Reducing methane emissions is crucial for mitigating global warming, so developing highly efficient catalysts for low-temperature methane combustion is of great importance. Low temperature activation also has potential to facilitate selective oxidation of methane to higher value chemicals. Several noble or precious metals supported on various metal oxides, such as Pd/CeO₂ and Pd/TiO₂, are active in the methane combustion reaction and have been extensively studied. In contrast, despite the facile CH₄ activation observed over rutile IrO₂(110) surfaces, only a limited number of literature studies has focused on IrO₂-based methane activation catalysts. Our work has focused on TiO₂-supported IrO_x catalysts, and how the TiO₂ structure or crystal phase, namely rutile, anatase, and brookite, and titania particle size influence the activity in the methane oxidation.

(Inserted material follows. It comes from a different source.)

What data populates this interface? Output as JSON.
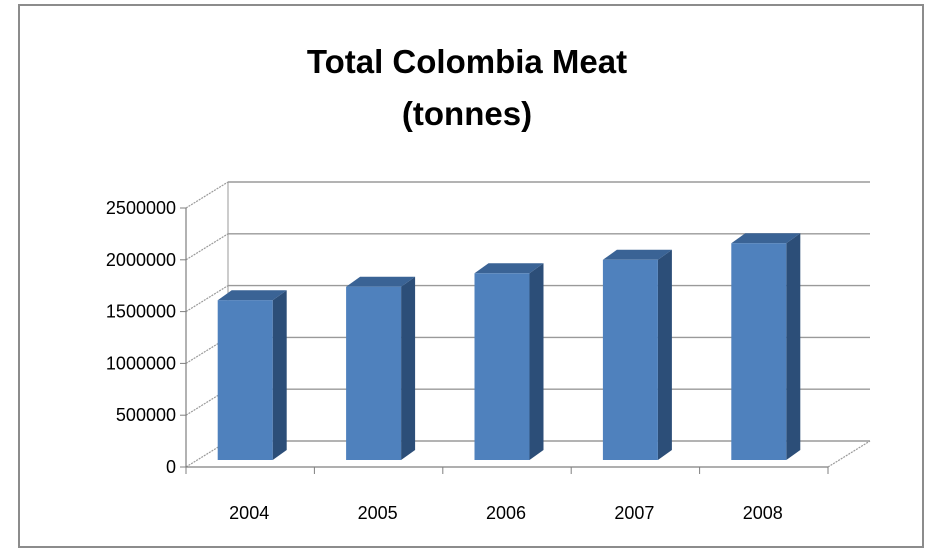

The different IrO₂/TiO₂ catalysts were synthesized using the urea deposition-precipitation method, followed by calcination in air at 350 °C. The catalytic performance of the IrO₂/TiO₂ in the methane combustion was then evaluated under excess oxygen conditions. Under these conditions, the activity is dependent not only on the titania structure, but also the titania particle size and of course the iridium loading. The best performing catalyst is IrO_x supported on the 10-nm anatase TiO₂ (Figure 1), and we will also show that this catalyst is surprisingly stable with time on stream. This reveals that the structure and particle size of the support can significantly affect the catalytic performance in heterogeneous catalysts, and is very important in catalyst development by rational design.